While we were managing all of that, Husband was trying to fix our fence, which has apparently rotted in two different places, causing two entire sections of the fence to almost fall over in a recent wind storm. While not an emergency, the strain from the broken parts on the rest of the fence meant that it needed immediate attention. So, while I was primarily taking care of the kids, Husband was outside, trying to drill rotten wood out of concrete some 18+ inches in the ground.
And then there was this morning. Just in case I thought Monday might bring me some relief from the craziness that had been our weekend, I got on the train this morning only to learn that all of trains on my line were "substantially" delayed due to a fire in an engine on an earlier train. Normally, I take delays in stride. But today I had court. So I had to call around the office to see who could cover my court call in case I didn't make it in time. Thankfully, I did make it in time. But ironically, the judge wasn't sitting today, so my motion was continued to another day. And when I reported this to the partner, he was irritated at me because the next court date was so far away.

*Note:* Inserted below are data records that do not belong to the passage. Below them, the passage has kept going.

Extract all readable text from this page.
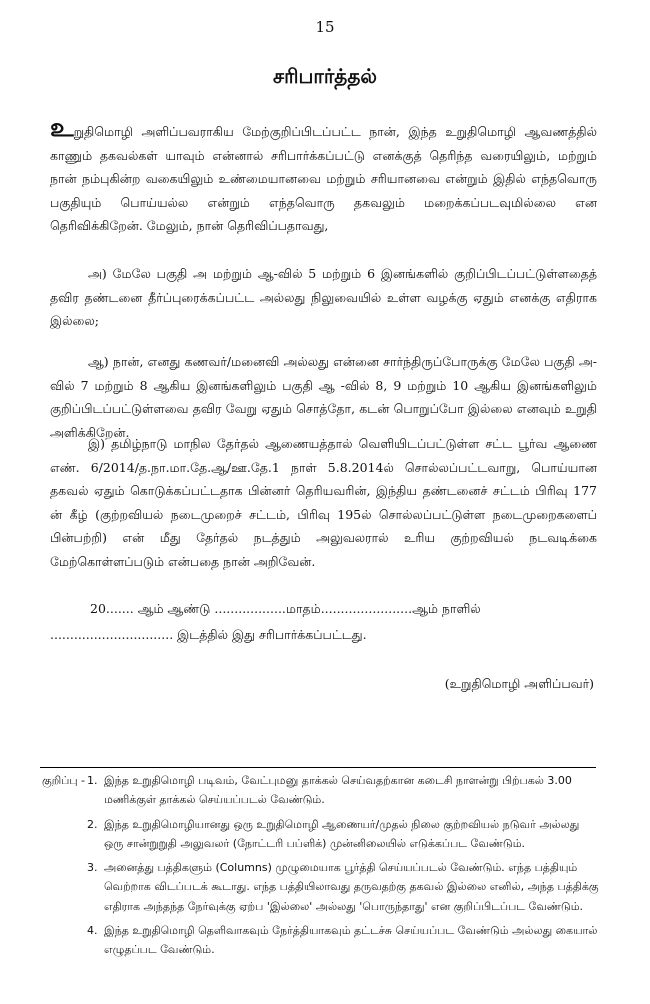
15
சரிபார்த்தல்
உறுதிமொழி அளிப்பவராகிய மேற்குறிப்பிடப்பட்ட நான், இந்த உறுதிமொழி ஆவணத்தில் காணும் தகவல்கள் யாவும் என்னால் சரிபார்க்கப்பட்டு எனக்குத் தெரிந்த வரையிலும், மற்றும் நான் நம்புகின்ற வகையிலும் உண்மையானவை மற்றும் சரியானவை என்றும் இதில் எந்தவொரு பகுதியும் பொய்யல்ல என்றும் எந்தவொரு தகவலும் மறைக்கப்படவுமில்லை என தெரிவிக்கிறேன். மேலும், நான் தெரிவிப்பதாவது,
அ) மேலே பகுதி அ மற்றும் ஆ-வில் 5 மற்றும் 6 இனங்களில் குறிப்பிடப்பட்டுள்ளதைத் தவிர தண்டனை தீர்ப்புரைக்கப்பட்ட அல்லது நிலுவையில் உள்ள வழக்கு ஏதும் எனக்கு எதிராக இல்லை;
ஆ) நான், எனது கணவர்/மனைவி அல்லது என்னை சார்ந்திருப்போருக்கு மேலே பகுதி அ-வில் 7 மற்றும் 8 ஆகிய இனங்களிலும் பகுதி ஆ -வில் 8, 9 மற்றும் 10 ஆகிய இனங்களிலும் குறிப்பிடப்பட்டுள்ளவை தவிர வேறு ஏதும் சொத்தோ, கடன் பொறுப்போ இல்லை எனவும் உறுதி அளிக்கிறேன்.
இ) தமிழ்நாடு மாநில தேர்தல் ஆணையத்தால் வெளியிடப்பட்டுள்ள சட்ட பூர்வ ஆணை எண். 6/2014/த.நா.மா.தே.ஆ/ஊ.தே.1 நாள் 5.8.2014ல் சொல்லப்பட்டவாறு, பொய்யான தகவல் ஏதும் கொடுக்கப்பட்டதாக பின்னர் தெரியவரின், இந்திய தண்டனைச் சட்டம் பிரிவு 177 ன் கீழ் (குற்றவியல் நடைமுறைச் சட்டம், பிரிவு 195ல் சொல்லப்பட்டுள்ள நடைமுறைகளைப் பின்பற்றி) என் மீது தேர்தல் நடத்தும் அலுவலரால் உரிய குற்றவியல் நடவடிக்கை மேற்கொள்ளப்படும் என்பதை நான் அறிவேன்.
20....... ஆம் ஆண்டு ..................மாதம்.......................ஆம் நாளில்
............................... இடத்தில் இது சரிபார்க்கப்பட்டது.
(உறுதிமொழி அளிப்பவர்)
குறிப்பு - 1. இந்த உறுதிமொழி படிவம், வேட்புமனு தாக்கல் செய்வதற்கான கடைசி நாளன்று பிற்பகல் 3.00 மணிக்குள் தாக்கல் செய்யப்படல் வேண்டும்.
2. இந்த உறுதிமொழியானது ஒரு உறுதிமொழி ஆணையர்/முதல் நிலை குற்றவியல் நடுவர் அல்லது ஒரு சான்றுறுதி அலுவலர் (நோட்டரி பப்ளிக்) முன்னிலையில் எடுக்கப்பட வேண்டும்.
3. அனைத்து பத்திகளும் (Columns) முழுமையாக பூர்த்தி செய்யப்படல் வேண்டும். எந்த பத்தியும் வெற்றாக விடப்படக் கூடாது. எந்த பத்தியிலாவது தருவதற்கு தகவல் இல்லை எனில், அந்த பத்திக்கு எதிராக அந்தந்த நேர்வுக்கு ஏற்ப 'இல்லை' அல்லது 'பொருந்தாது' என குறிப்பிடப்பட வேண்டும்.
4. இந்த உறுதிமொழி தெளிவாகவும் நேர்த்தியாகவும் தட்டச்சு செய்யப்பட வேண்டும் அல்லது கையால் எழுதப்பட வேண்டும்.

And it goes on. I have no hope for the week getting better. KJ is still sick. Husband is home with him today. My work week that had been free of deadlines now has three separate Friday deadlines for involved, complicated matters. And we're trying to squeeze in a visit to my in-laws who we haven't seen since Thanksgiving and who have been too sick to travel to see us. It's pretty much a mess.
I don't how I can change things to make our lives more manageable, but I can tell you that I cannot continue on this pace. I'm exhausted and pretty much at the end of my line. Adding in things like travel to see the in laws (who deserve a visit and are wonderful to our kids) and I start to feel like I just can't do it all. We aren't really living our lives right now, we're rushing around from one thing to the next. What I need more than anything is to slow down for just a minute, and enjoy the moment, even if it involves vomit. But with all of these obligations, I just don't know how I can afford to do it. Any advice from you other working moms out there? How do you make it happen?